The use of healthy patients as reference groups permits the elaboration of standardized classifiers (periodic system of cells) by the combined reclassification of the most discriminatory parameters of several experimental approaches, performed under different hypotheses (inductive approach). Non cellular molecular parameters for example from blood serum, urine or liquor may be additionally included in the analysis. Data patterns with more and more discriminatory efficiency are obtained in this way (autofocusing). This may permit to identify new disease associated molecular hotspots ("observing molecular medicine"), being otherwise inaccessible to hypothesis development due to the lack of preexisting knowledge.
This concept and data driven molecular top-down approach is at the beginning comparatively independent of prior knowledge about the ultimate molecular causes of disease. It is patient oriented and reduces the use of hypothesis driven systematic perturbations of cellular model systems to acquire knowledge about disease affected molecular pathways and to subsequently investigate these pathways by bottom-up systems biology. Investigations on disease mechanisms are driven by hypothesis development from patient discriminatory data patterns.

1.8 Once a certain molecular knowledge has been accumulated, disease inducing molecular pathways can be explored by retrograde molecular analysis (molecular reverse engineering) of molecular cell phenotype differentials at the cell system level.
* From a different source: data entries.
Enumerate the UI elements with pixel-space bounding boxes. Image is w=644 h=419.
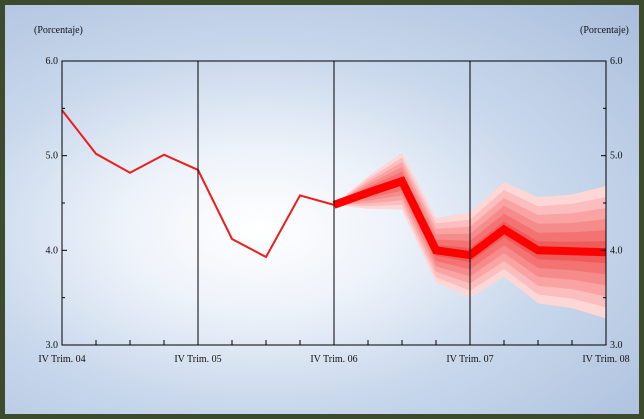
y-tick-label-right: 6.0: [610, 56, 623, 67]
x-tick-label: IV Trim. 05: [174, 354, 221, 365]
y-tick-label-right: 4.0: [610, 245, 623, 256]
y-tick-label-right: 5.0: [610, 151, 623, 162]
x-tick-label: IV Trim. 06: [310, 354, 357, 365]
axes: IV Trim. 04 IV Trim. 05 IV Trim. 06 IV Trim…: [38, 56, 629, 365]
fan-band: [334, 176, 606, 264]
y-axis-label-left: (Porcentaje): [34, 25, 83, 36]
y-tick-label-left: 5.0: [46, 151, 59, 162]
y-axis-label-right: (Porcentaje): [580, 25, 629, 36]
fan-chart: IV Trim. 04 IV Trim. 05 IV Trim. 06 IV Trim…: [34, 25, 630, 365]
y-tick-label-left: 3.0: [46, 340, 59, 351]
x-tick-label: IV Trim. 07: [446, 354, 493, 365]
y-tick-label-left: 6.0: [46, 56, 59, 67]
y-tick-label-left: 4.0: [46, 245, 59, 256]
x-tick-label: IV Trim. 04: [38, 354, 85, 365]
x-tick-label: IV Trim. 08: [582, 354, 629, 365]
y-tick-label-right: 3.0: [610, 340, 623, 351]
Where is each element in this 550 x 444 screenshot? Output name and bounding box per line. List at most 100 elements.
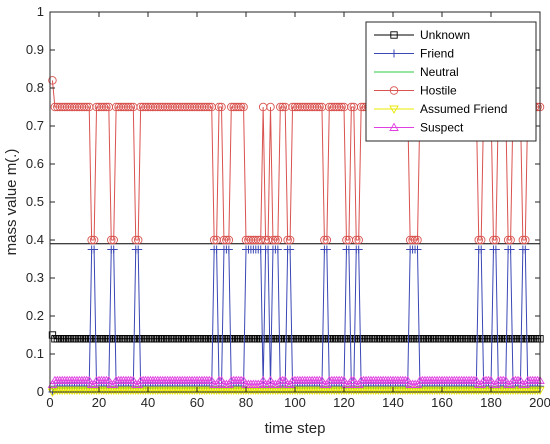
data-point: [209, 235, 219, 245]
data-point: [474, 235, 484, 245]
data-point: [491, 245, 500, 254]
data-point: [312, 102, 322, 112]
data-point: [128, 375, 139, 385]
data-point: [334, 102, 344, 112]
data-point: [503, 235, 513, 245]
data-point: [222, 235, 231, 245]
y-tick-label: 0: [37, 384, 44, 399]
y-tick-label: 0.7: [26, 118, 44, 133]
data-point: [216, 375, 227, 385]
y-tick-label: 0.8: [26, 80, 44, 95]
data-point: [238, 375, 249, 385]
data-point: [109, 235, 118, 245]
series-layer: [47, 76, 545, 397]
data-point: [133, 235, 143, 245]
data-point: [109, 245, 118, 254]
data-point: [48, 76, 57, 85]
data-point: [347, 102, 356, 112]
data-point: [266, 102, 275, 112]
data-point: [219, 235, 229, 245]
y-axis-label: mass value m(.): [3, 149, 20, 256]
data-point: [131, 235, 140, 245]
data-point: [283, 235, 292, 245]
legend-entry: Suspect: [374, 121, 464, 135]
data-point: [413, 245, 422, 254]
data-point: [258, 375, 268, 385]
data-point: [344, 245, 353, 254]
data-point: [271, 235, 280, 245]
legend-marker: [389, 122, 399, 131]
data-point: [413, 235, 422, 245]
data-point: [354, 245, 363, 254]
data-point: [342, 235, 351, 245]
data-point: [322, 245, 331, 254]
data-point: [317, 375, 327, 385]
x-tick-label: 200: [529, 395, 550, 410]
legend-label: Hostile: [420, 84, 457, 98]
legend-marker: [390, 31, 398, 39]
data-point: [212, 245, 221, 254]
data-point: [518, 235, 528, 245]
data-point: [106, 235, 116, 245]
y-tick-label: 0.3: [26, 270, 44, 285]
data-point: [286, 245, 295, 254]
legend-label: Suspect: [420, 121, 464, 135]
x-tick-label: 40: [141, 395, 155, 410]
x-tick-label: 20: [92, 395, 106, 410]
data-point: [315, 102, 324, 112]
legend-entry: Neutral: [374, 65, 459, 79]
data-point: [224, 235, 234, 245]
data-point: [280, 375, 290, 385]
data-point: [506, 235, 515, 245]
x-tick-label: 80: [239, 395, 253, 410]
legend-box: [365, 21, 537, 142]
y-tick-label: 0.4: [26, 232, 44, 247]
legend-label: Assumed Friend: [420, 102, 507, 116]
data-point: [234, 102, 243, 112]
x-tick-label: 180: [480, 395, 502, 410]
data-point: [489, 235, 498, 245]
legend-label: Unknown: [420, 28, 470, 42]
legend-entry: Unknown: [374, 28, 470, 42]
data-point: [402, 375, 413, 385]
data-point: [102, 102, 111, 112]
data-point: [80, 102, 89, 112]
legend-marker: [389, 105, 399, 114]
data-point: [521, 245, 530, 254]
data-point: [87, 235, 96, 245]
legend-label: Neutral: [420, 65, 459, 79]
legend-entry: Friend: [374, 47, 454, 61]
data-point: [471, 375, 482, 385]
legend-label: Friend: [420, 47, 454, 61]
data-point: [204, 102, 214, 112]
legend: Unknown Friend Neutral Hostile Assumed Frien…: [365, 21, 537, 142]
x-tick-label: 160: [431, 395, 453, 410]
x-tick-label: 120: [333, 395, 355, 410]
data-point: [224, 245, 233, 254]
data-point: [265, 375, 276, 385]
axes-layer: 0 20 40 60 80 100 120 140 160 180 200 0 0.1 0.2 0.3 0.4…: [26, 4, 550, 410]
data-point: [268, 235, 278, 245]
series-unknown: [48, 331, 544, 343]
y-tick-label: 0.5: [26, 194, 44, 209]
data-point: [134, 245, 143, 254]
data-point: [410, 235, 420, 245]
data-point: [104, 375, 114, 385]
x-tick-label: 140: [382, 395, 404, 410]
data-point: [500, 375, 511, 385]
data-point: [273, 235, 283, 245]
data-point: [99, 102, 109, 112]
data-point: [126, 102, 136, 112]
data-point: [352, 235, 361, 245]
data-point: [506, 245, 515, 254]
x-tick-label: 100: [284, 395, 306, 410]
data-point: [285, 235, 295, 245]
legend-entry: Assumed Friend: [374, 102, 507, 116]
data-point: [273, 245, 282, 254]
data-point: [217, 102, 226, 112]
data-point: [408, 235, 417, 245]
y-tick-label: 0.1: [26, 346, 44, 361]
data-point: [251, 235, 261, 245]
data-point: [206, 375, 217, 385]
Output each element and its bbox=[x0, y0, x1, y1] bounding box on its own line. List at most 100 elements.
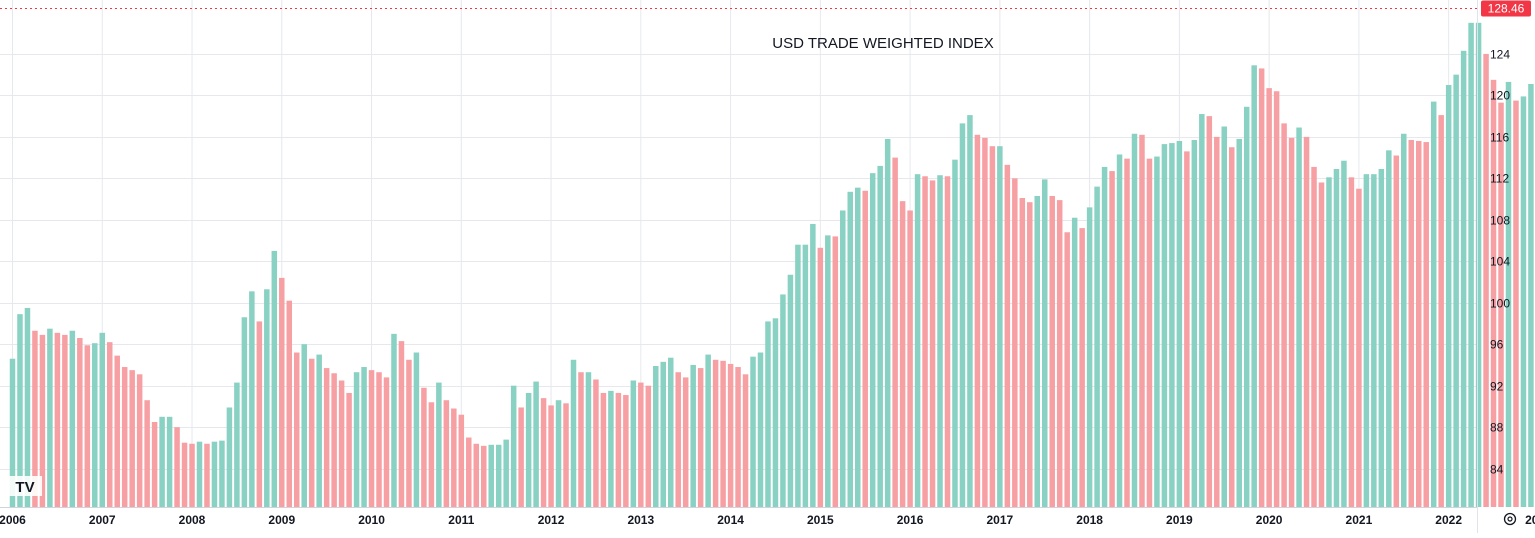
bar bbox=[682, 377, 689, 507]
bar bbox=[1228, 147, 1235, 508]
bar bbox=[1109, 171, 1115, 507]
bar bbox=[735, 367, 741, 507]
bar bbox=[1438, 115, 1444, 507]
bar bbox=[436, 382, 442, 507]
bar bbox=[398, 341, 405, 507]
bar bbox=[974, 134, 981, 508]
bar bbox=[1318, 182, 1325, 508]
bar bbox=[106, 342, 113, 507]
bar bbox=[346, 392, 352, 507]
bar bbox=[121, 367, 128, 507]
bar bbox=[1401, 133, 1407, 507]
bar bbox=[338, 380, 345, 507]
bar bbox=[1296, 127, 1302, 507]
bars bbox=[9, 22, 1534, 508]
bar bbox=[899, 201, 906, 507]
bar bbox=[219, 440, 225, 507]
x-tick-label: 2022 bbox=[1435, 513, 1462, 527]
bar bbox=[1184, 151, 1190, 507]
bar bbox=[1004, 164, 1011, 507]
bar bbox=[1288, 137, 1295, 507]
bar bbox=[480, 445, 487, 507]
bar bbox=[593, 379, 599, 507]
last-price-badge: 128.46 bbox=[1481, 0, 1531, 17]
bar bbox=[825, 235, 831, 508]
bar bbox=[750, 356, 756, 507]
bar bbox=[952, 159, 958, 508]
bar bbox=[1281, 123, 1287, 507]
bar bbox=[264, 289, 270, 507]
bar bbox=[780, 294, 786, 507]
bar bbox=[608, 390, 614, 507]
bar bbox=[989, 146, 996, 507]
bar bbox=[473, 443, 480, 507]
tradingview-logo-text: TV bbox=[15, 479, 34, 496]
bar bbox=[929, 180, 936, 507]
bar bbox=[1490, 79, 1497, 507]
bar bbox=[847, 191, 854, 507]
bar bbox=[623, 395, 629, 507]
bar bbox=[892, 157, 898, 507]
bar bbox=[181, 442, 188, 507]
bar bbox=[727, 363, 734, 507]
bar bbox=[84, 345, 91, 507]
bar bbox=[1041, 179, 1048, 507]
bar bbox=[690, 364, 696, 507]
bar bbox=[1251, 65, 1257, 507]
bar bbox=[451, 408, 457, 507]
bar bbox=[1348, 177, 1355, 508]
bar bbox=[1356, 188, 1362, 507]
last-price-value: 128.46 bbox=[1488, 2, 1525, 16]
bar bbox=[316, 354, 322, 507]
bar bbox=[1258, 68, 1265, 508]
bar bbox=[922, 176, 928, 507]
bar bbox=[174, 427, 180, 507]
y-tick-label: 112 bbox=[1490, 172, 1509, 186]
bar bbox=[136, 374, 143, 507]
settings-button[interactable] bbox=[1503, 512, 1517, 526]
bar bbox=[585, 372, 592, 507]
bar bbox=[1019, 198, 1026, 507]
y-tick-label: 120 bbox=[1490, 89, 1510, 103]
x-tick-label: 2010 bbox=[358, 513, 385, 527]
bar bbox=[1161, 144, 1168, 507]
bar bbox=[667, 357, 674, 507]
y-axis[interactable]: 84 88 92 96 100 104 108 112 116 120 124 bbox=[1490, 48, 1510, 477]
bar bbox=[510, 385, 517, 507]
bar bbox=[331, 373, 337, 507]
x-tick-label: 2012 bbox=[538, 513, 565, 527]
tradingview-logo[interactable]: TV bbox=[8, 476, 42, 496]
bar bbox=[1513, 100, 1519, 507]
bar bbox=[308, 358, 315, 507]
bar bbox=[630, 380, 637, 507]
bar bbox=[413, 352, 420, 507]
bar bbox=[817, 247, 824, 508]
bar bbox=[1221, 126, 1228, 508]
bar bbox=[301, 344, 307, 507]
bar bbox=[959, 123, 966, 507]
y-tick-label: 104 bbox=[1490, 255, 1510, 269]
bar bbox=[428, 402, 435, 507]
bar bbox=[24, 307, 31, 507]
bar bbox=[615, 392, 622, 507]
bar bbox=[39, 334, 46, 507]
bar bbox=[757, 352, 764, 507]
bar bbox=[503, 439, 509, 507]
bar bbox=[1528, 83, 1534, 507]
bar bbox=[1124, 158, 1130, 507]
bar bbox=[361, 367, 367, 507]
bar bbox=[1243, 106, 1250, 507]
bar bbox=[1056, 200, 1063, 507]
x-axis[interactable]: 2006 2007 2008 2009 2010 2011 2012 2013 2014 2015… bbox=[0, 513, 1535, 527]
bar bbox=[189, 443, 195, 507]
bar bbox=[802, 244, 809, 507]
bar bbox=[1086, 207, 1093, 508]
bar bbox=[279, 277, 285, 507]
x-tick-label: 2020 bbox=[1256, 513, 1283, 527]
bar bbox=[159, 416, 165, 507]
bar bbox=[997, 146, 1003, 507]
bar bbox=[32, 330, 38, 507]
y-tick-label: 124 bbox=[1490, 48, 1510, 62]
bar bbox=[765, 321, 771, 507]
x-tick-label: 2013 bbox=[627, 513, 654, 527]
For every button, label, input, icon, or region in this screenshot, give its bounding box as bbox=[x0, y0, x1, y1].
The pathways can be mathematically modeled biomedical cell systems biology) to further increase the predictive capacity. It is likely that new target molecules and lead structures for drug discovery will be detected by hypothesis-free data pattern classification due to its capacity to address unknown molecular knowledge spaces. In this sense cytomics represents an entry to biomedical cell systems biology.

1.9 The described classification concept concentrates the differentially most informative molecular cell parameters as specific disease classification masks containing typically between 5 and 30 parameters. It does not lead to the determination of ever increasing parameter sets generating frequently interpretation difficulties at the individual patient level. An initial goal of this effort is to build a system of standardized, inter hospital exchangeable and individually predictive data classifiers for patients, possibly within the framework of a human cytome project.
The potential of the concept consists in its general applicability to various areas of clinical or ambulant medicine as illustrated below (chapter 2) by collaborative projects with individual hospitals and institutions as well as within the framework of the European Working Group on Clinical Cell Analysis ( EWGCCA) in the context of clinical cytomics. The apparent challenge is to advance this effort to the patient level in a multistep effort of scientists, clinicians and industry as proposed in the context of the human cytome project (PPT, ref181, ref175, ref170, concepts, definitions, cytomics references) or in the establishment of a periodic system of cells with stem cells or other cell compartments as reference. Despite ressemblance in name, this concept differs significantly from the earlier concept for a plant periodic cell system.